What GAO Found
The Centers for Medicare & Medicaid Services (CMS) undertook the development of Healthcare.gov and its related systems without effective planning or oversight practices, despite facing a number of challenges that increased both the level of risk and the need for effective oversight. CMS officials explained that the task of developing a first-of-its-kind federal marketplace was a complex effort with compressed time frames. To be expedient, CMS issued task orders to develop the federally facilitated marketplace (FFM) and federal data services hub (data hub) systems when key technical requirements were unknown, including the number and composition of states to be supported and, importantly, the number of potential enrollees. CMS used cost-reimbursement contracts, which created additional risk because CMS is required to pay the contractor’s allowable costs regardless of whether the system is completed. CMS program staff also adopted an incremental information technology development approach that was new to CMS. Further, CMS did not develop a required acquisition strategy to identify risks and document mitigation strategies and did not use available information, such as quality assurance plans, to monitor performance and inform oversight.
CMS incurred significant cost increases, schedule slips, and delayed system functionality for the FFM and data hub systems due primarily to changing requirements that were exacerbated by oversight gaps. From September 2011 to February 2014, FFM obligations increased from $56 million to more than $209 million. Similarly, data hub obligations increased from $30 million to nearly $85 million. Because of unclear guidance and inconsistent oversight, there was confusion about who had the authority to approve contractor requests to expend funds for additional work. New requirements and changing CMS decisions also led to delays and wasted contractor efforts. Moreover, CMS delayed key governance reviews, moving an assessment of FFM readiness from March to September 2013—just weeks before the launch—and did not receive required approvals. As a result, CMS launched Healthcare.gov without verification that it met performance requirements.
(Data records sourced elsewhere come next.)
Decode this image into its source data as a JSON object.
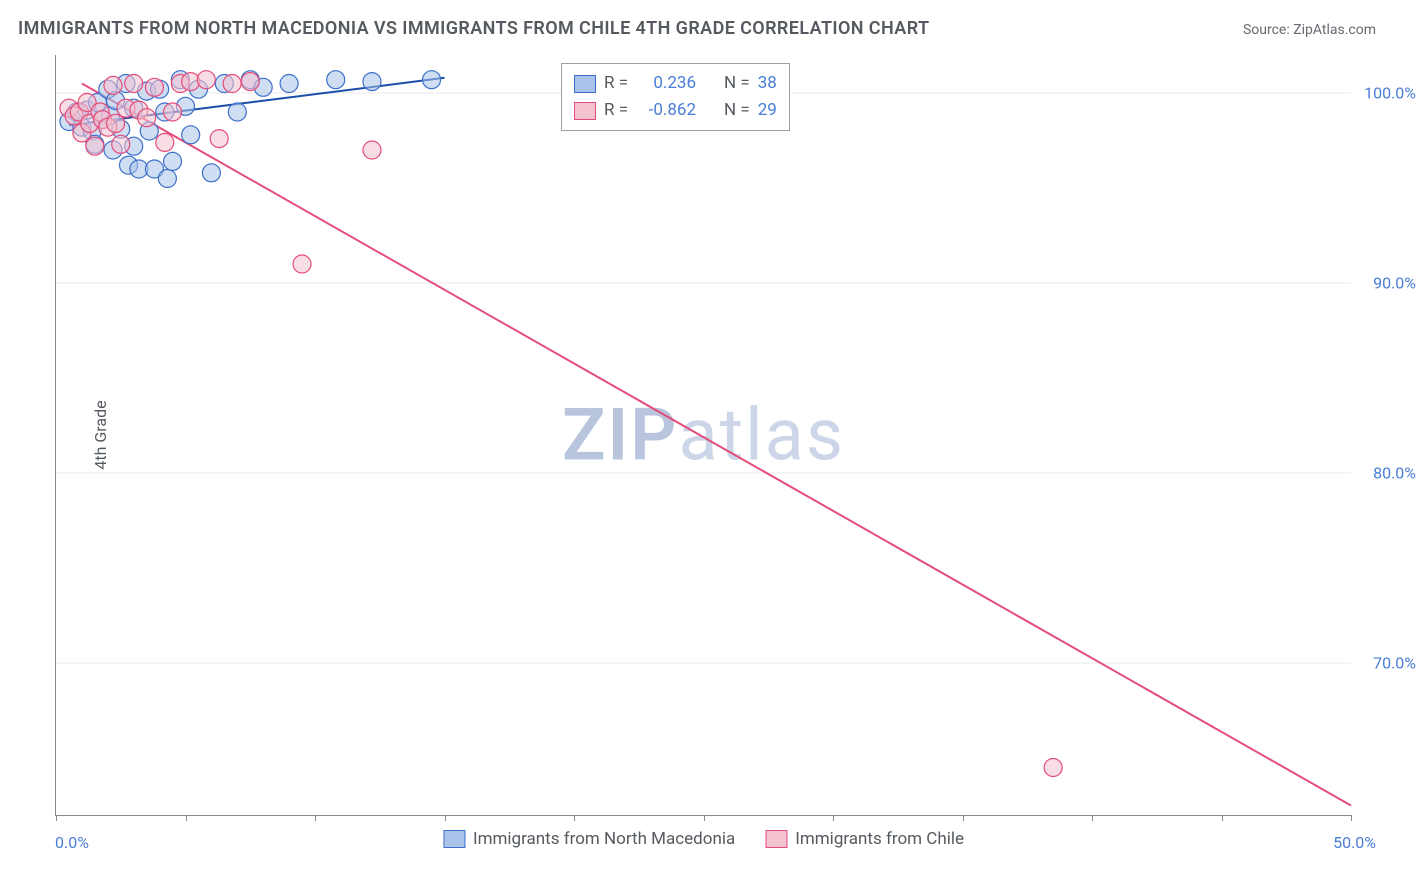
{
  "title": "IMMIGRANTS FROM NORTH MACEDONIA VS IMMIGRANTS FROM CHILE 4TH GRADE CORRELATION CHART",
  "source": "Source: ZipAtlas.com",
  "ylabel": "4th Grade",
  "watermark_bold": "ZIP",
  "watermark_light": "atlas",
  "chart": {
    "type": "scatter_with_regression",
    "xlim": [
      0,
      50
    ],
    "ylim": [
      62,
      102
    ],
    "x_ticks": [
      0,
      5,
      10,
      15,
      20,
      25,
      30,
      35,
      40,
      45,
      50
    ],
    "y_ticks": [
      70,
      80,
      90,
      100
    ],
    "x_tick_labels": {
      "0": "0.0%",
      "50": "50.0%"
    },
    "y_tick_labels": {
      "70": "70.0%",
      "80": "80.0%",
      "90": "90.0%",
      "100": "100.0%"
    },
    "grid_color": "#e8e8e8",
    "axis_color": "#888888",
    "background_color": "#ffffff",
    "marker_radius": 9,
    "marker_stroke_width": 1.2,
    "line_width": 2,
    "series": [
      {
        "name": "Immigrants from North Macedonia",
        "fill": "#a9c3ea",
        "stroke": "#3b6fc9",
        "line_color": "#1b4ea8",
        "R": "0.236",
        "N": "38",
        "points": [
          [
            0.5,
            98.5
          ],
          [
            0.8,
            99.0
          ],
          [
            1.0,
            98.2
          ],
          [
            1.2,
            99.1
          ],
          [
            1.4,
            98.0
          ],
          [
            1.5,
            97.3
          ],
          [
            1.6,
            99.5
          ],
          [
            1.8,
            98.6
          ],
          [
            2.0,
            100.2
          ],
          [
            2.1,
            98.8
          ],
          [
            2.2,
            97.0
          ],
          [
            2.3,
            99.6
          ],
          [
            2.5,
            98.1
          ],
          [
            2.7,
            100.5
          ],
          [
            2.8,
            96.2
          ],
          [
            3.0,
            99.2
          ],
          [
            3.0,
            97.2
          ],
          [
            3.2,
            96.0
          ],
          [
            3.5,
            100.1
          ],
          [
            3.6,
            98.0
          ],
          [
            3.8,
            96.0
          ],
          [
            4.0,
            100.2
          ],
          [
            4.2,
            99.0
          ],
          [
            4.3,
            95.5
          ],
          [
            4.5,
            96.4
          ],
          [
            4.8,
            100.7
          ],
          [
            5.0,
            99.3
          ],
          [
            5.2,
            97.8
          ],
          [
            5.5,
            100.2
          ],
          [
            6.0,
            95.8
          ],
          [
            6.5,
            100.5
          ],
          [
            7.0,
            99.0
          ],
          [
            7.5,
            100.7
          ],
          [
            8.0,
            100.3
          ],
          [
            9.0,
            100.5
          ],
          [
            10.8,
            100.7
          ],
          [
            12.2,
            100.6
          ],
          [
            14.5,
            100.7
          ]
        ],
        "regression": {
          "x1": 0.5,
          "y1": 98.3,
          "x2": 15.0,
          "y2": 100.8
        }
      },
      {
        "name": "Immigrants from Chile",
        "fill": "#f4c1cf",
        "stroke": "#e44d7a",
        "line_color": "#e44d7a",
        "R": "-0.862",
        "N": "29",
        "points": [
          [
            0.5,
            99.2
          ],
          [
            0.7,
            98.8
          ],
          [
            0.9,
            99.0
          ],
          [
            1.0,
            97.9
          ],
          [
            1.2,
            99.5
          ],
          [
            1.3,
            98.4
          ],
          [
            1.5,
            97.2
          ],
          [
            1.7,
            99.0
          ],
          [
            1.8,
            98.6
          ],
          [
            2.0,
            98.2
          ],
          [
            2.2,
            100.4
          ],
          [
            2.3,
            98.4
          ],
          [
            2.5,
            97.3
          ],
          [
            2.7,
            99.2
          ],
          [
            3.0,
            100.5
          ],
          [
            3.2,
            99.1
          ],
          [
            3.5,
            98.7
          ],
          [
            3.8,
            100.3
          ],
          [
            4.2,
            97.4
          ],
          [
            4.5,
            99.0
          ],
          [
            4.8,
            100.5
          ],
          [
            5.2,
            100.6
          ],
          [
            5.8,
            100.7
          ],
          [
            6.3,
            97.6
          ],
          [
            6.8,
            100.5
          ],
          [
            7.5,
            100.6
          ],
          [
            9.5,
            91.0
          ],
          [
            12.2,
            97.0
          ],
          [
            38.5,
            64.5
          ]
        ],
        "regression": {
          "x1": 1.0,
          "y1": 100.5,
          "x2": 50.0,
          "y2": 62.5
        }
      }
    ]
  },
  "legend_box": {
    "rows": [
      {
        "swatch_fill": "#a9c3ea",
        "swatch_stroke": "#3b6fc9",
        "r_label": "R =",
        "r_val": "0.236",
        "n_label": "N =",
        "n_val": "38"
      },
      {
        "swatch_fill": "#f4c1cf",
        "swatch_stroke": "#e44d7a",
        "r_label": "R =",
        "r_val": "-0.862",
        "n_label": "N =",
        "n_val": "29"
      }
    ]
  },
  "bottom_legend": [
    {
      "swatch_fill": "#a9c3ea",
      "swatch_stroke": "#3b6fc9",
      "label": "Immigrants from North Macedonia"
    },
    {
      "swatch_fill": "#f4c1cf",
      "swatch_stroke": "#e44d7a",
      "label": "Immigrants from Chile"
    }
  ]
}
Late in the development process, CMS identified major performance issues with the FFM contractor but took only limited steps to hold the contractor accountable. In April and November 2013, CMS provided written concerns to the contractor about product quality and responsiveness to CMS direction. In September 2013, CMS program officials became so concerned about the contractor’s performance that they moved operations to the FFM contractor’s offices to provide on-site direction. At the time, CMS chose to forego actions, such as withholding the payment of fee, in order to focus on meeting the website launch date. Ultimately, CMS declined to pay about $267,000 in requested fee. This represents about 2 percent of the $12.5 million in fees paid to the FFM contractor. CMS awarded a new contract to another firm for $91 million in January 2014 to continue FFM development. As of June 2014, costs on the contract had increased to over $175 million due to changes such as new requirements and other enhancements, while key FFM capabilities remained unavailable. CMS needs a mitigation plan to address these issues. Unless CMS improves contract management and adheres to a structured governance process, significant risks remain that upcoming open enrollment periods could encounter challenges.
Why GAO Did This Study
This testimony summarizes the information contained in GAO's July 2014 report, entitled Healthcare.gov: Ineffective Planning and Oversight Practices Underscore the Need for Improved Contract Management, GAO-14-694.